Not in the sense of too much adaptation. The problem is stacking heat load on an already-full calendar without adjusting anything else. That's not an acclimation ceiling. It's an overloading problem. Most of what gets called over-acclimation is really just accumulated fatigue.

Q: The research mentions female athletes take longer to adapt. What does that mean practically?

Research shows female athletes tend to start sweating later and get less benefit from shorter acclimation blocks than male athletes under the same conditions. A five-day block may be enough for most of your male athletes and not enough for the female athletes doing the same program. Uniform timelines don't serve everyone equally. Monitoring individual response matters more, not less, when your roster has different physiological baselines.

The science of heat training has been settled for decades. What coaches don't always have is clear visibility into where each athlete stands in the adaptation process. That's what turns a protocol on a calendar into something you're actually managing.

Read how coaches are building and maintaining heat acclimation through a full competitive season on The Heat Beat.

References

  1. Périard et al. (2016). Heat acclimation and plasma volume adaptations. Autonomic Neuroscience.

  2. Périard, J.D., Racinais, S., & Sawka, M.N. (2015). Adaptations and mechanisms of human heat acclimation: Applications for competitive athletes and sports. Scandinavian Journal of Medicine & Science in Sports.

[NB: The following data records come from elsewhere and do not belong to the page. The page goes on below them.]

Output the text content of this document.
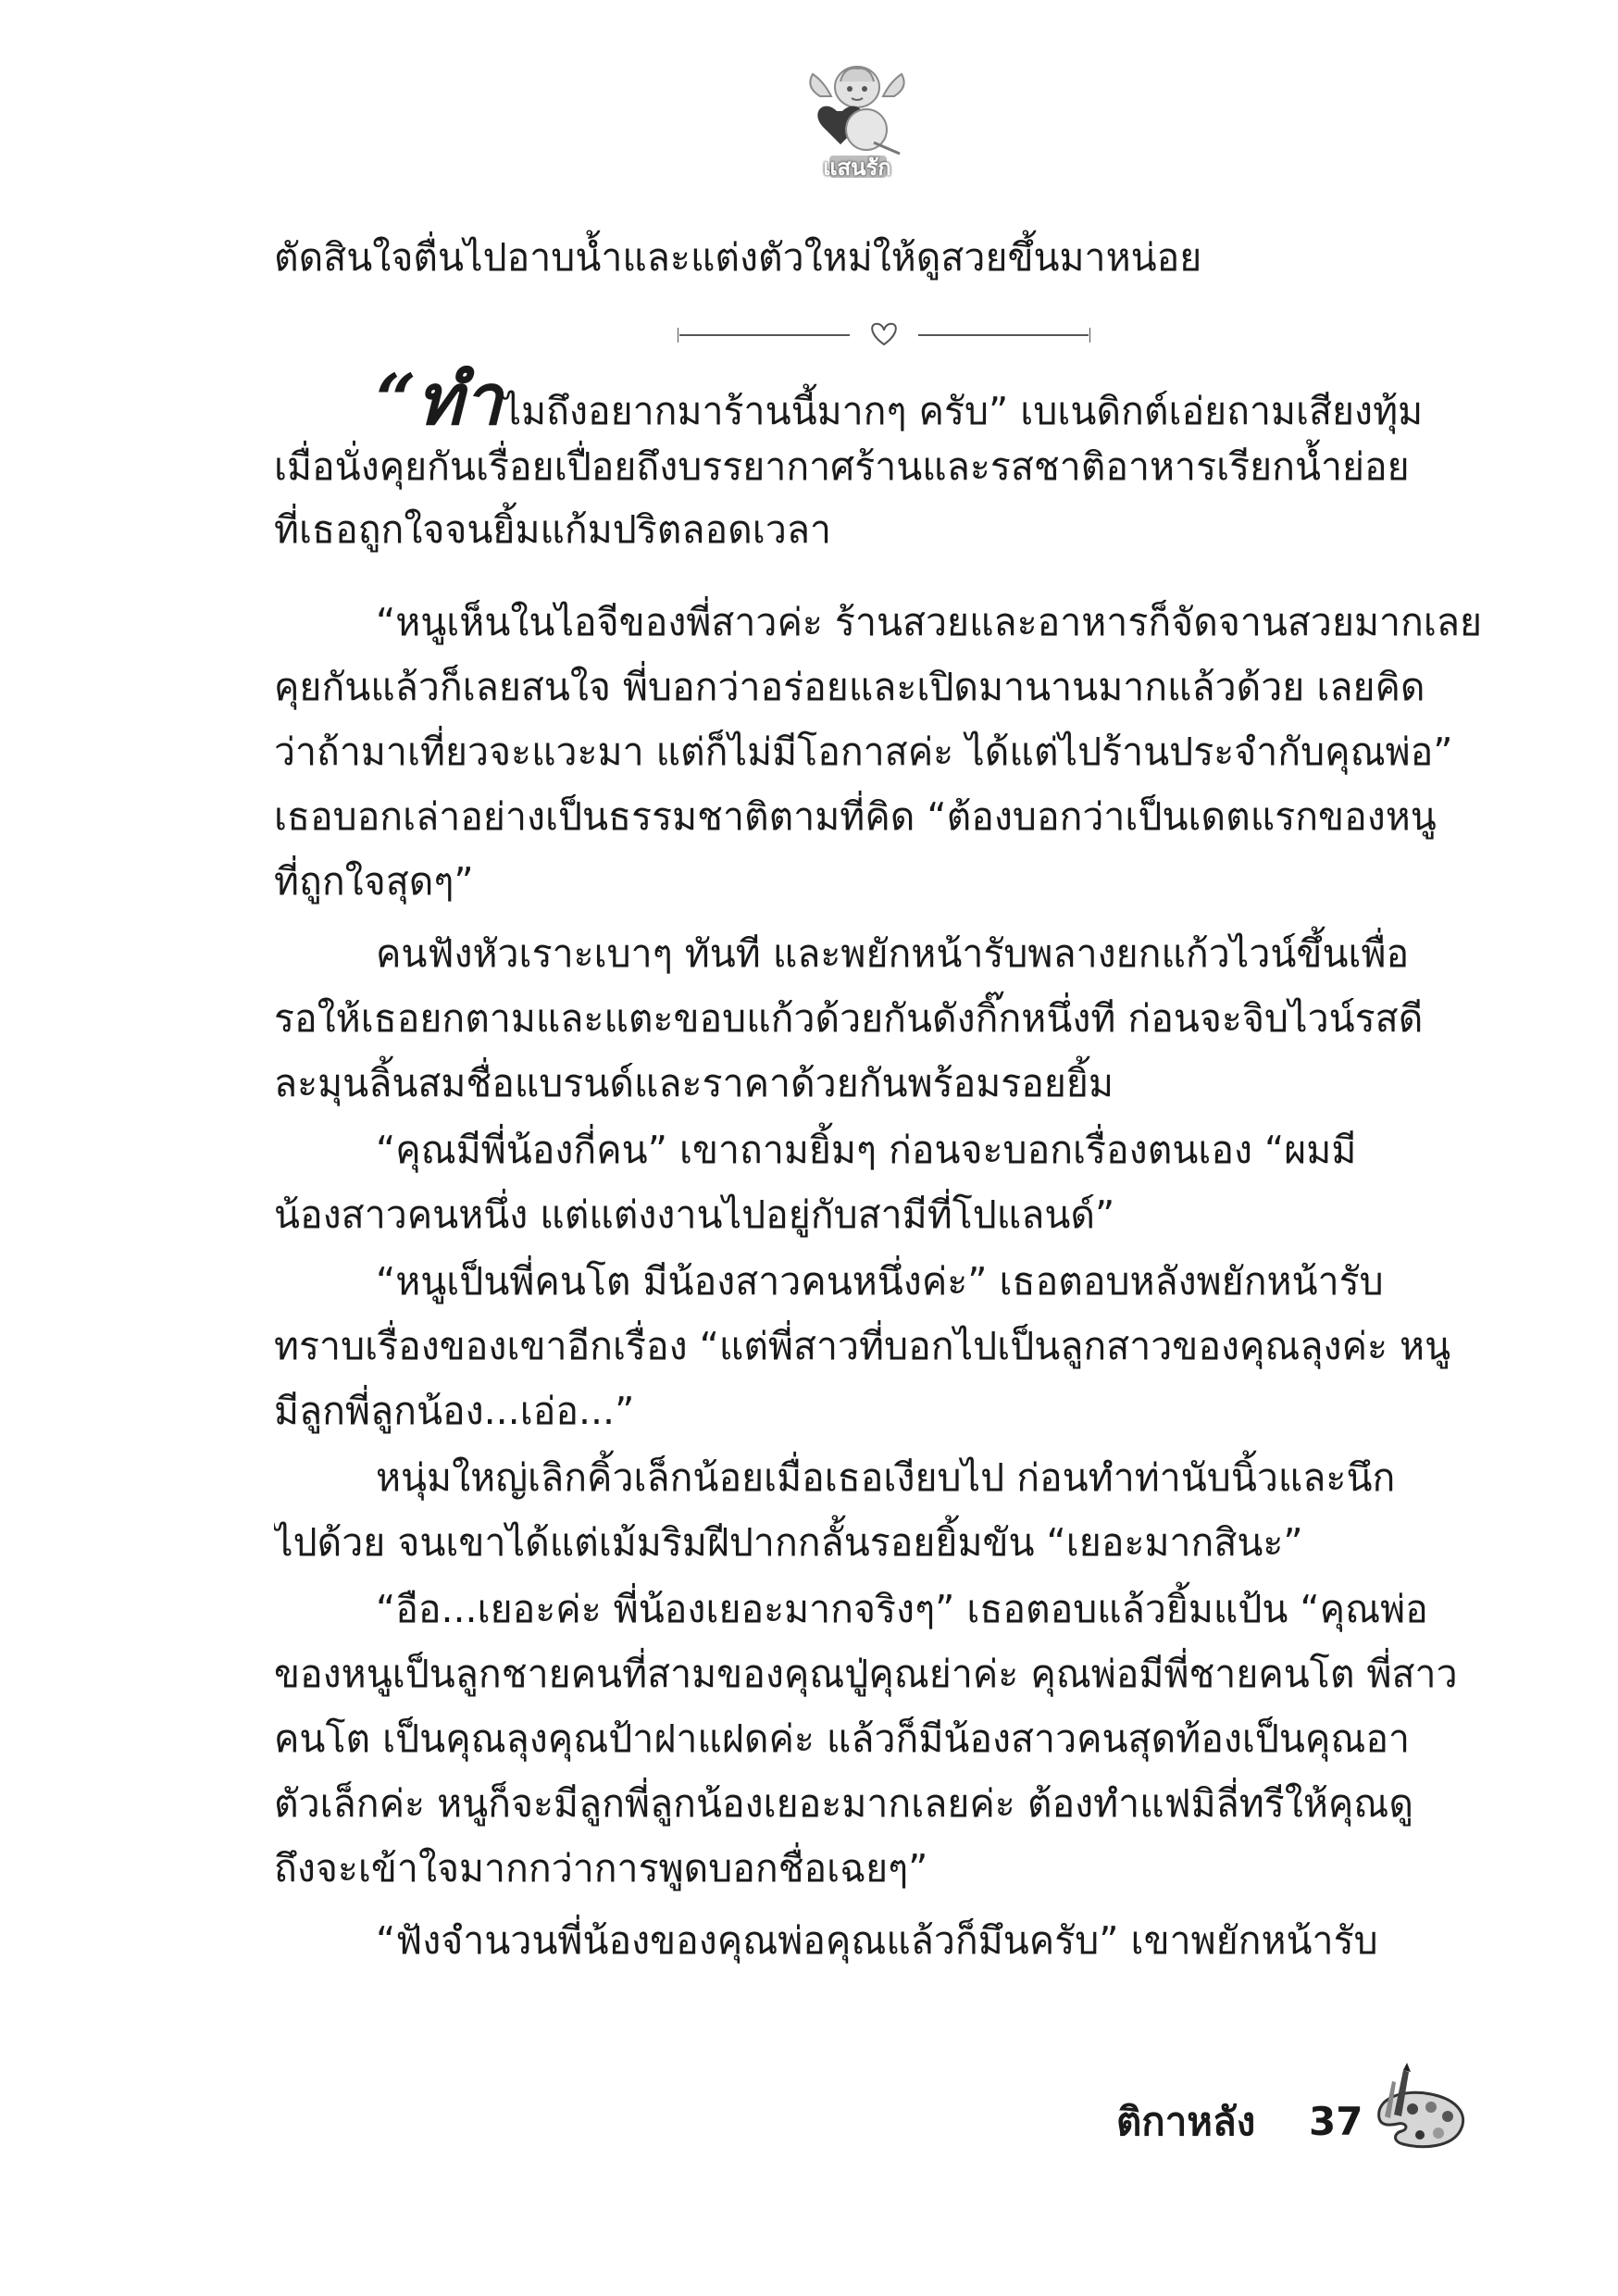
แสนรัก
ตัดสินใจตื่นไปอาบน้ำและแต่งตัวใหม่ให้ดูสวยขึ้นมาหน่อย
“ทำไมถึงอยากมาร้านนี้มากๆ ครับ” เบเนดิกต์เอ่ยถามเสียงทุ้ม
เมื่อนั่งคุยกันเรื่อยเปื่อยถึงบรรยากาศร้านและรสชาติอาหารเรียกน้ำย่อย
ที่เธอถูกใจจนยิ้มแก้มปริตลอดเวลา
“หนูเห็นในไอจีของพี่สาวค่ะ ร้านสวยและอาหารก็จัดจานสวยมากเลย
คุยกันแล้วก็เลยสนใจ พี่บอกว่าอร่อยและเปิดมานานมากแล้วด้วย เลยคิด
ว่าถ้ามาเที่ยวจะแวะมา แต่ก็ไม่มีโอกาสค่ะ ได้แต่ไปร้านประจำกับคุณพ่อ”
เธอบอกเล่าอย่างเป็นธรรมชาติตามที่คิด “ต้องบอกว่าเป็นเดตแรกของหนู
ที่ถูกใจสุดๆ”
คนฟังหัวเราะเบาๆ ทันที และพยักหน้ารับพลางยกแก้วไวน์ขึ้นเพื่อ
รอให้เธอยกตามและแตะขอบแก้วด้วยกันดังกิ๊กหนึ่งที ก่อนจะจิบไวน์รสดี
ละมุนลิ้นสมชื่อแบรนด์และราคาด้วยกันพร้อมรอยยิ้ม
“คุณมีพี่น้องกี่คน” เขาถามยิ้มๆ ก่อนจะบอกเรื่องตนเอง “ผมมี
น้องสาวคนหนึ่ง แต่แต่งงานไปอยู่กับสามีที่โปแลนด์”
“หนูเป็นพี่คนโต มีน้องสาวคนหนึ่งค่ะ” เธอตอบหลังพยักหน้ารับ
ทราบเรื่องของเขาอีกเรื่อง “แต่พี่สาวที่บอกไปเป็นลูกสาวของคุณลุงค่ะ หนู
มีลูกพี่ลูกน้อง...เอ่อ...”
หนุ่มใหญ่เลิกคิ้วเล็กน้อยเมื่อเธอเงียบไป ก่อนทำท่านับนิ้วและนึก
ไปด้วย จนเขาได้แต่เม้มริมฝีปากกลั้นรอยยิ้มขัน “เยอะมากสินะ”
“อือ...เยอะค่ะ พี่น้องเยอะมากจริงๆ” เธอตอบแล้วยิ้มแป้น “คุณพ่อ
ของหนูเป็นลูกชายคนที่สามของคุณปู่คุณย่าค่ะ คุณพ่อมีพี่ชายคนโต พี่สาว
คนโต เป็นคุณลุงคุณป้าฝาแฝดค่ะ แล้วก็มีน้องสาวคนสุดท้องเป็นคุณอา
ตัวเล็กค่ะ หนูก็จะมีลูกพี่ลูกน้องเยอะมากเลยค่ะ ต้องทำแฟมิลี่ทรีให้คุณดู
ถึงจะเข้าใจมากกว่าการพูดบอกชื่อเฉยๆ”
“ฟังจำนวนพี่น้องของคุณพ่อคุณแล้วก็มึนครับ” เขาพยักหน้ารับ
ติกาหลัง 37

  3. Bongers, C.C., et al. (2017). Cooling interventions for athletes: An overview of effectiveness, physiological mechanisms, and practical considerations. Sports Medicine.

  4. Cheuvront, S.N., et al. (2010). Mechanisms of aerobic performance impairment with heat stress and dehydration. Journal of Applied Physiology.

  5. Cheuvront, S.N., & Kenefick, R.W. (2014). Dehydration: Physiology, assessment, and performance effects. Comprehensive Physiology.

  6. Daanen, H.A., Racinais, S., & Périard, J.D. (2018). Heat acclimation decay and re-induction: A systematic review and meta-analysis. Sports Medicine.